Они поднажали на педали. Кевин работал изо всех сил, не сводя глаз с рычагов управления и неистового правого кулака Рамоны. Он считал историю Рамоны в каком-то отношении удивительной. Не мог он понять Альфредо. Иметь возможность любить прекрасную женщину, которая сидит сейчас рядом с ним, наблюдать, как развивается в ней ребенок, их ребенок… Кевин почти задохнулся от такой мысли, внезапно испугавшись ощущения собственного тела, почувствовав шевеление между ног…
Он отогнал прочь грешные мысли и глянул вниз. Земля была совсем близко.
– Так, – проговорил Кевин, уже смирившись с неизбежной аварией. – Ну и на чем ты остановилась?
– Я действительно разозлилась и, видимо, стала это все излишне выпячивать; ведь ни о чем другом я и думать не могла.
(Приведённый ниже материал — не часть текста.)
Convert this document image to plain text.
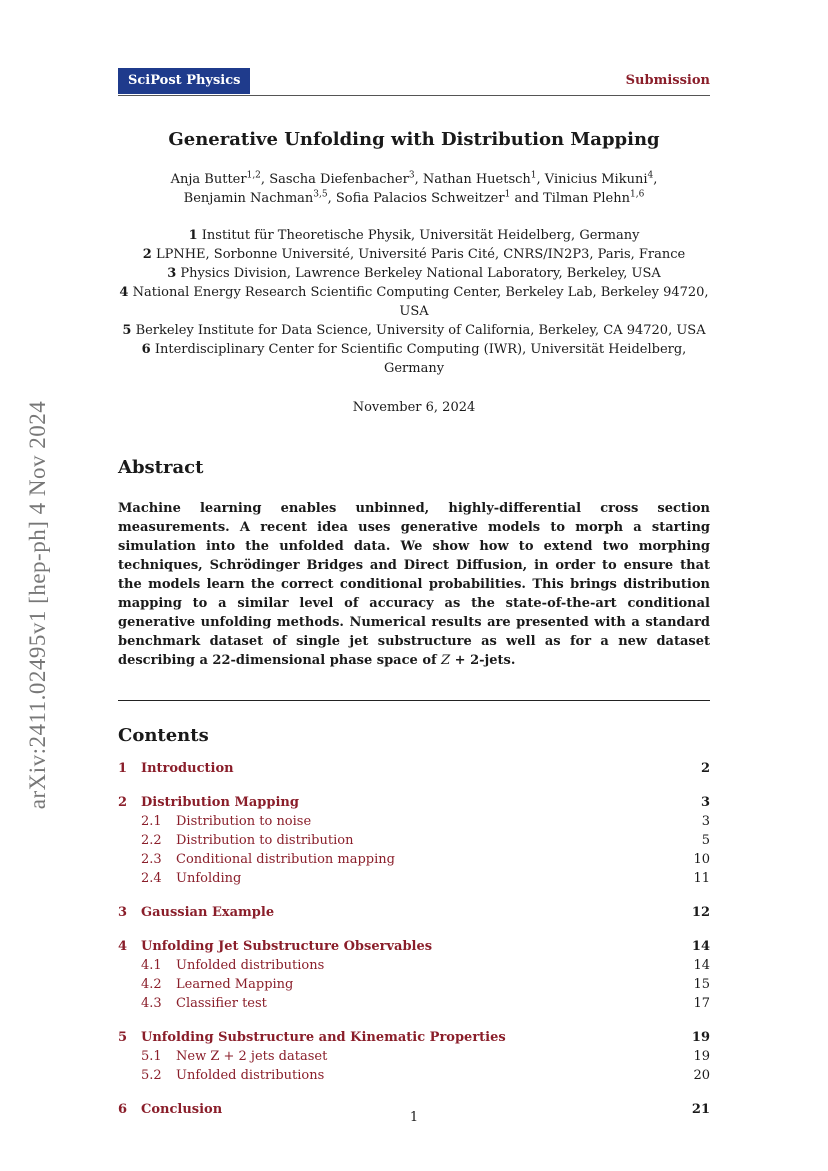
arXiv:2411.02495v1 [hep-ph] 4 Nov 2024
SciPost Physics	Submission
Generative Unfolding with Distribution Mapping
Anja Butter$^{1,2}$, Sascha Diefenbacher$^3$, Nathan Huetsch$^1$, Vinicius Mikuni$^4$,
Benjamin Nachman$^{3,5}$, Sofia Palacios Schweitzer$^1$ and Tilman Plehn$^{1,6}$
1 Institut für Theoretische Physik, Universität Heidelberg, Germany
2 LPNHE, Sorbonne Université, Université Paris Cité, CNRS/IN2P3, Paris, France
3 Physics Division, Lawrence Berkeley National Laboratory, Berkeley, USA
4 National Energy Research Scientific Computing Center, Berkeley Lab, Berkeley 94720, USA
5 Berkeley Institute for Data Science, University of California, Berkeley, CA 94720, USA
6 Interdisciplinary Center for Scientific Computing (IWR), Universität Heidelberg, Germany
November 6, 2024
Abstract
Machine learning enables unbinned, highly-differential cross section measurements. A recent idea uses generative models to morph a starting simulation into the unfolded data. We show how to extend two morphing techniques, Schrödinger Bridges and Direct Diffusion, in order to ensure that the models learn the correct conditional probabilities. This brings distribution mapping to a similar level of accuracy as the state-of-the-art conditional generative unfolding methods. Numerical results are presented with a standard benchmark dataset of single jet substructure as well as for a new dataset describing a 22-dimensional phase space of Z + 2-jets.
Contents
1	Introduction	2
2	Distribution Mapping	3
2.1	Distribution to noise	3
2.2	Distribution to distribution	5
2.3	Conditional distribution mapping	10
2.4	Unfolding	11
3	Gaussian Example	12
4	Unfolding Jet Substructure Observables	14
4.1	Unfolded distributions	14
4.2	Learned Mapping	15
4.3	Classifier test	17
5	Unfolding Substructure and Kinematic Properties	19
5.1	New Z + 2 jets dataset	19
5.2	Unfolded distributions	20
6	Conclusion	21
1
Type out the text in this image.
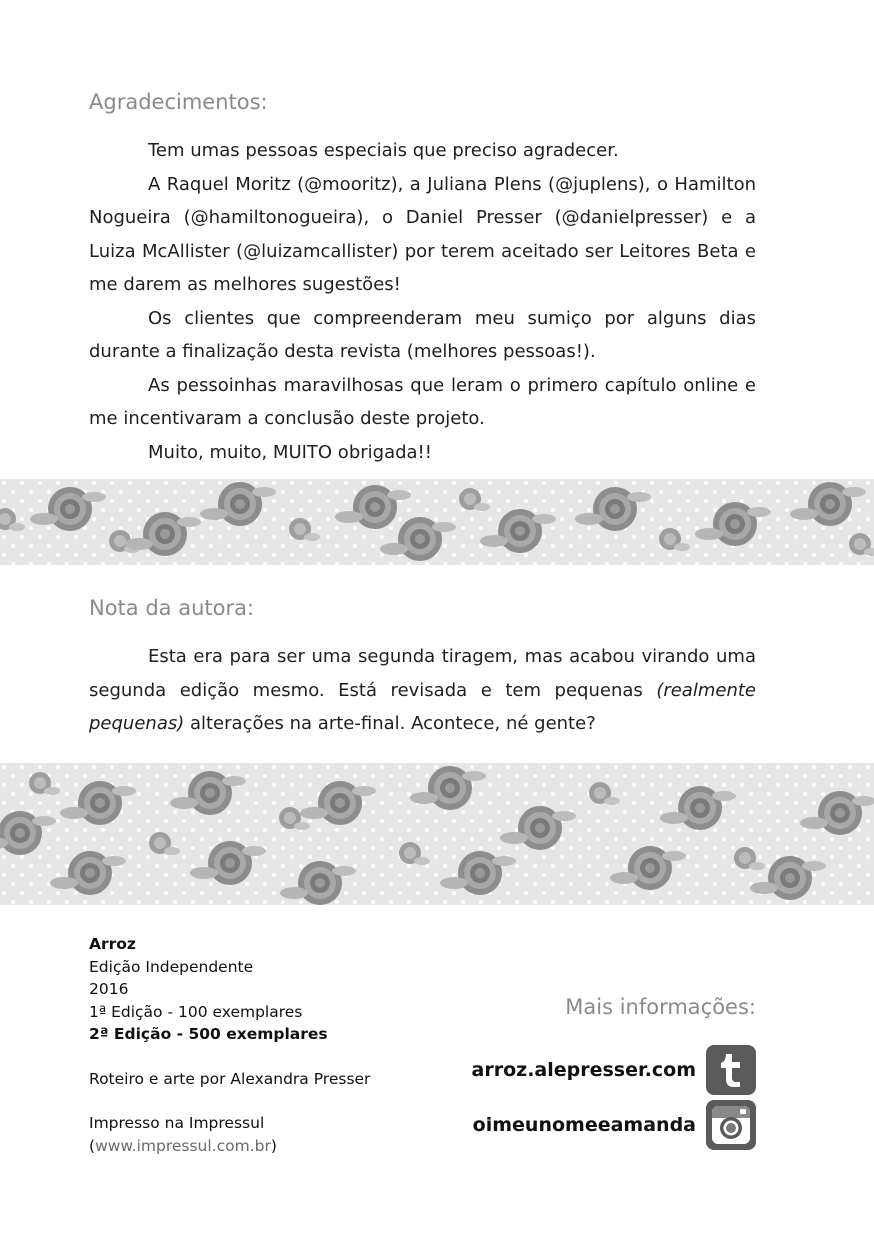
Agradecimentos:

Tem umas pessoas especiais que preciso agradecer.

A Raquel Moritz (@mooritz), a Juliana Plens (@juplens), o Hamilton Nogueira (@hamiltonogueira), o Daniel Presser (@danielpresser) e a Luiza McAllister (@luizamcallister) por terem aceitado ser Leitores Beta e me darem as melhores sugestões!

Os clientes que compreenderam meu sumiço por alguns dias durante a finalização desta revista (melhores pessoas!).

As pessoinhas maravilhosas que leram o primero capítulo online e me incentivaram a conclusão deste projeto.

Muito, muito, MUITO obrigada!!

Nota da autora:

Esta era para ser uma segunda tiragem, mas acabou virando uma segunda edição mesmo. Está revisada e tem pequenas (realmente pequenas) alterações na arte-final. Acontece, né gente?

Arroz
Edição Independente
2016
1ª Edição - 100 exemplares
2ª Edição - 500 exemplares
Roteiro e arte por Alexandra Presser
Impresso na Impressul
(www.impressul.com.br)
Mais informações:
arroz.alepresser.com
oimeunomeeamanda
Ну и Альфредо, он тоже на меня очень рассердился, и…
Она заплакала.
– Эх, Рамона… – сказал Кевин.
Вот что значит выбрать не тот галс. Прямой путь – не всегда самый лучший. Он сейчас работал за двоих – похоже, Рамона вообще прекратила крутить педали. Да, не вовремя он ее растревожил. Кевин стиснул зубы и вытянул шею, как лошадь на аркане, жмя из последних сил, но планер продолжал резко снижаться, заваливаясь на бок. До чего тугие педали!.. «Кондор» падал прямо на холм возле Тастина. Рамона сидела, сморщив лицо и накрепко зажмурив глаза, будто хотела, чтобы из них не упало ни слезинки. Она была слишком расстроена, чтобы хоть что-то замечать. Кевин понял, что их дела плохи. Аварии со смертельным исходом в таких случаях совсем не редкость.
– Извини, – выпалил он запыхавшимся голосом и слегка похлопал Рамону по плечу. – Может быть… М-м-м…
– Все в порядке, – сказала она, утерев слезы. – Иногда ничего не могу с собой поделать.
– Угу.
Она подняла глаза:
– Черт! Мы же сейчас врежемся в Редхилл!
– М-м-м, да.
– Что ж ты молчал?
– Ну…
– Ах, Кевин! – Она улыбнулась, шмыгнула носом и, дотянувшись до него, чмокнула в щеку. Потом присоединилась к усилиям Кевина, и они повернули к дому.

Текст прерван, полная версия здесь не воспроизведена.